Another recently described approach to genome-wide copy number detection is the use of synthetic high-density oligonucleotide microarrays (815). These commercially available microarrays, designed to genotype 10,000, 50,000, or 100,000 single-nucleotide polymorphisms (SNP) in human genomic DNA, provide attractive alternatives to BAC-array CGH (1619). The Affymetrix GeneChip Mapping 100K high-density oligonucleotide arrays contain 116,204 SNPs with a mean spacing of 23.6 kb, and a potential to provide the highest resolution of copy number detection currently available (19). These arrays provide clear technical advantages including robust single-primer assay methodology, accurate and reproducible genotyping, and copy-neutral loss of heterozygosity (LOH) detection compared with array-CGH, karyotyping, and other oligonucleotide CGH arrays. Furthermore, these arrays are manufactured under stringent quality control procedures. However, there are a limited number of algorithms/software available and they suffer from certain limitations which may result in false-positive and false-negative estimations. For example, the software dChipSNP6

requires the use of a paired-normal sample, which is often unavailable, to perform the analysis (10, 20). Furthermore, dChipSNP can currently only process the Mapping 10K array and not the 50K or 100K arrays. Another alternative software/algorithm for detecting copy number changes from the Mapping 100K arrays is Chromosome Copy Number Analysis Tool (CNAT).7 CNAT uses a set of 110 normal reference individuals and thus overcomes the paired-normal requirement but does not account for experimental variation in the samples being compared (9).

Here we present an improved algorithm for copy number detection using Affymetrix GeneChip Mapping 100K arrays. This algorithm improves signal-to-noise (S/N) ratios by reducing variation in the raw signal ratios and optimizes the selection of the reference. In addition, availability of accurate genotyping information further enables LOH inference and allele-based copy number analysis. This combination of >100,000 SNP markers and a robust copy number algorithm results in a powerful system for high-resolution analysis of copy number alterations, which is unattainable by other current methods.

Samples. We obtained the lung cancer cell lines CRL-5929, CRL-5872, and their immortalized lymphoblast CRL-5969, and CRL-5958, from American Type Culture Collection (Rockville, MD), and glioma cell line U251, and immature T-cell line HPB-ALL from Riken (Tsukuba, Japan). Peripheral blood samples and primary tumor specimens were collected from 96 normal volunteers and 33 patients with hematologic malignancies, and subjected to DNA extraction. Informed consent was obtained from the subjects according to the protocols approved by the Institutional Review Boards of the University of Tokyo.
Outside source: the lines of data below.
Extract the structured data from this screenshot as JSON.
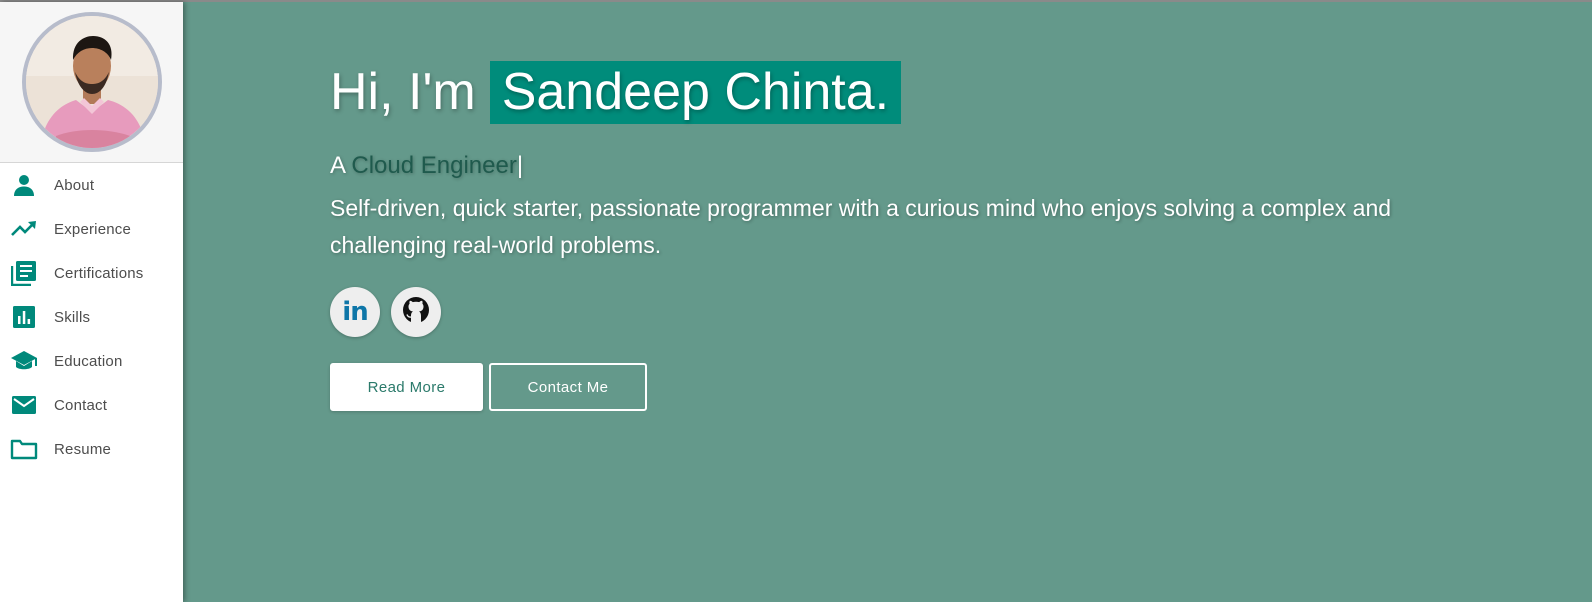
{
  "sidebar": {
    "avatar_alt": "Profile photo",
    "items": [
      {
        "label": "About",
        "icon": "person-icon"
      },
      {
        "label": "Experience",
        "icon": "trending-up-icon"
      },
      {
        "label": "Certifications",
        "icon": "library-books-icon"
      },
      {
        "label": "Skills",
        "icon": "bar-chart-icon"
      },
      {
        "label": "Education",
        "icon": "school-icon"
      },
      {
        "label": "Contact",
        "icon": "email-icon"
      },
      {
        "label": "Resume",
        "icon": "folder-icon"
      }
    ]
  },
  "hero": {
    "greeting_prefix": "Hi, I'm",
    "name": "Sandeep Chinta.",
    "role_prefix": "A",
    "role": "Cloud Engineer",
    "cursor": "|",
    "tagline": "Self-driven, quick starter, passionate programmer with a curious mind who enjoys solving a complex and challenging real-world problems.",
    "socials": [
      {
        "name": "LinkedIn",
        "icon": "linkedin-icon",
        "text": "in"
      },
      {
        "name": "GitHub",
        "icon": "github-icon"
      }
    ],
    "buttons": {
      "primary": "Read More",
      "secondary": "Contact Me"
    }
  },
  "colors": {
    "accent": "#00897b",
    "hero_background": "#64998b",
    "name_highlight": "#008c7b",
    "role_text": "#1f5a4d"
  }
}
Affymetrix platform. Array experiments were done according to the standard protocols for Affymetrix GeneChip Mapping 100K arrays (Affymetrix, Inc., Santa Clara, CA). Briefly, total genomic DNA was digested with a restriction enzyme (XbaI or HindIII), ligated to an appropriate adapter for each enzyme, and subjected to PCR amplification using a single primer. After digestion with DNase I, the PCR products were labeled with a biotinylated nucleotide analogue using terminal deoxynucleotidyl transferase and hybridized to the microarray. Hybridized probes were captured by streptavidin-phycoerythrin conjugates and the array was scanned and genotypes called as described (18).
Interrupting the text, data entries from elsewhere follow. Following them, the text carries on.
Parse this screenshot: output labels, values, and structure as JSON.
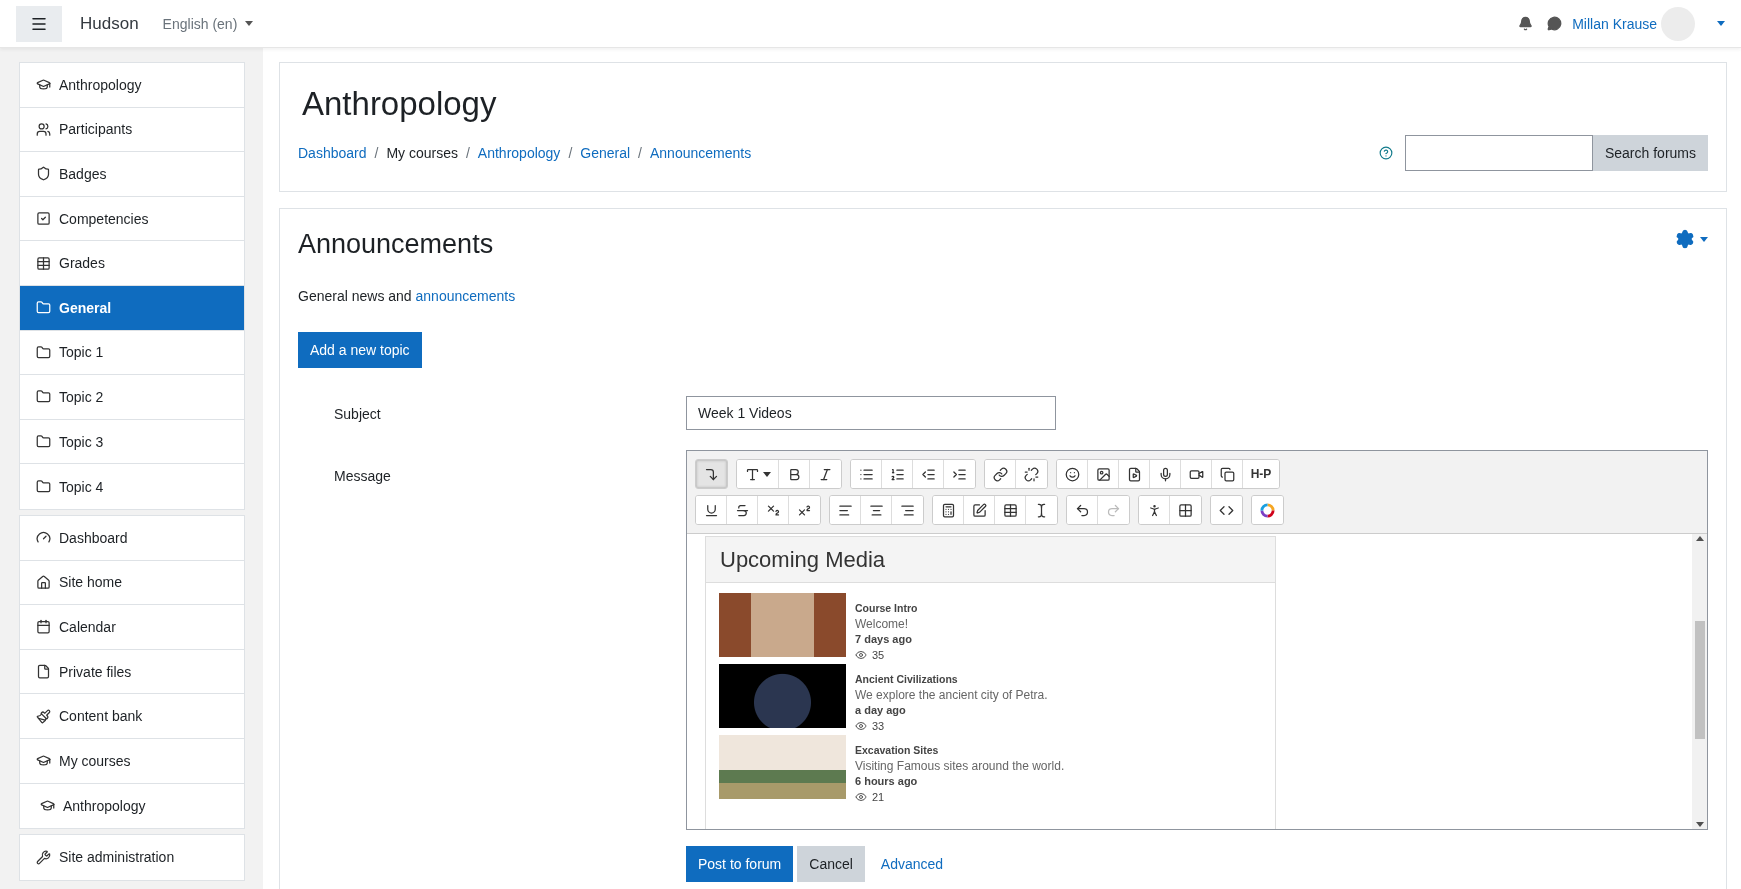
{
  "navbar": {
    "site_name": "Hudson",
    "language": "English (en)",
    "user_name": "Millan Krause"
  },
  "sidebar": {
    "groups": [
      [
        {
          "label": "Anthropology",
          "selected": false
        },
        {
          "label": "Participants",
          "selected": false
        },
        {
          "label": "Badges",
          "selected": false
        },
        {
          "label": "Competencies",
          "selected": false
        },
        {
          "label": "Grades",
          "selected": false
        },
        {
          "label": "General",
          "selected": true
        },
        {
          "label": "Topic 1",
          "selected": false
        },
        {
          "label": "Topic 2",
          "selected": false
        },
        {
          "label": "Topic 3",
          "selected": false
        },
        {
          "label": "Topic 4",
          "selected": false
        }
      ],
      [
        {
          "label": "Dashboard",
          "selected": false
        },
        {
          "label": "Site home",
          "selected": false
        },
        {
          "label": "Calendar",
          "selected": false
        },
        {
          "label": "Private files",
          "selected": false
        },
        {
          "label": "Content bank",
          "selected": false
        },
        {
          "label": "My courses",
          "selected": false,
          "children": [
            {
              "label": "Anthropology",
              "selected": false
            }
          ]
        }
      ],
      [
        {
          "label": "Site administration",
          "selected": false
        }
      ]
    ]
  },
  "header": {
    "title": "Anthropology",
    "breadcrumb": [
      {
        "label": "Dashboard",
        "link": true
      },
      {
        "label": "My courses",
        "link": false
      },
      {
        "label": "Anthropology",
        "link": true
      },
      {
        "label": "General",
        "link": true
      },
      {
        "label": "Announcements",
        "link": true
      }
    ],
    "separator": "/",
    "search_button": "Search forums"
  },
  "forum": {
    "title": "Announcements",
    "description": "General news and",
    "description_link": "announcements",
    "add_button": "Add a new topic",
    "subject_label": "Subject",
    "subject_value": "Week 1 Videos",
    "message_label": "Message",
    "toolbar": {
      "toggle_pressed": true,
      "redo_disabled": true,
      "h5p_label": "H-P"
    },
    "media": {
      "title": "Upcoming Media",
      "items": [
        {
          "title": "Course Intro",
          "description": "Welcome!",
          "time": "7 days ago",
          "views": "35"
        },
        {
          "title": "Ancient Civilizations",
          "description": "We explore the ancient city of Petra.",
          "time": "a day ago",
          "views": "33"
        },
        {
          "title": "Excavation Sites",
          "description": "Visiting Famous sites around the world.",
          "time": "6 hours ago",
          "views": "21"
        }
      ]
    },
    "post_button": "Post to forum",
    "cancel_button": "Cancel",
    "advanced_link": "Advanced"
  }
}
Compensation of raw signal ratios and construction of the best-fit reference. Sum of signals from the 10 perfect match probes for the A allele (PA) and those for the B allele (PB) is normalized for each SNP. The mean signal intensity of all autosomal SNPs becomes the same for the two arrays being compared. Relative copy number at the ith SNP locus between the two samples is estimated from the log 2 ratio of the normalized signals of the ith SNP in sample 1 (Sisample1) and sample 2 (Sisample2), Λi1,2 = log2(Sisample1 / Sisample2). For the purpose of compensation for different PCR conditions, it is convenient to write the observed Λi1,2 as the sum of two components (see Supplementary Methods),

\[\mathit{{\Lambda}_{i}}^{1,2}\ =\ ^{\mathrm{c}}\mathit{{\Lambda}_{i}}^{1,2}\ +\ \mathit{p}(\mathit{x})\]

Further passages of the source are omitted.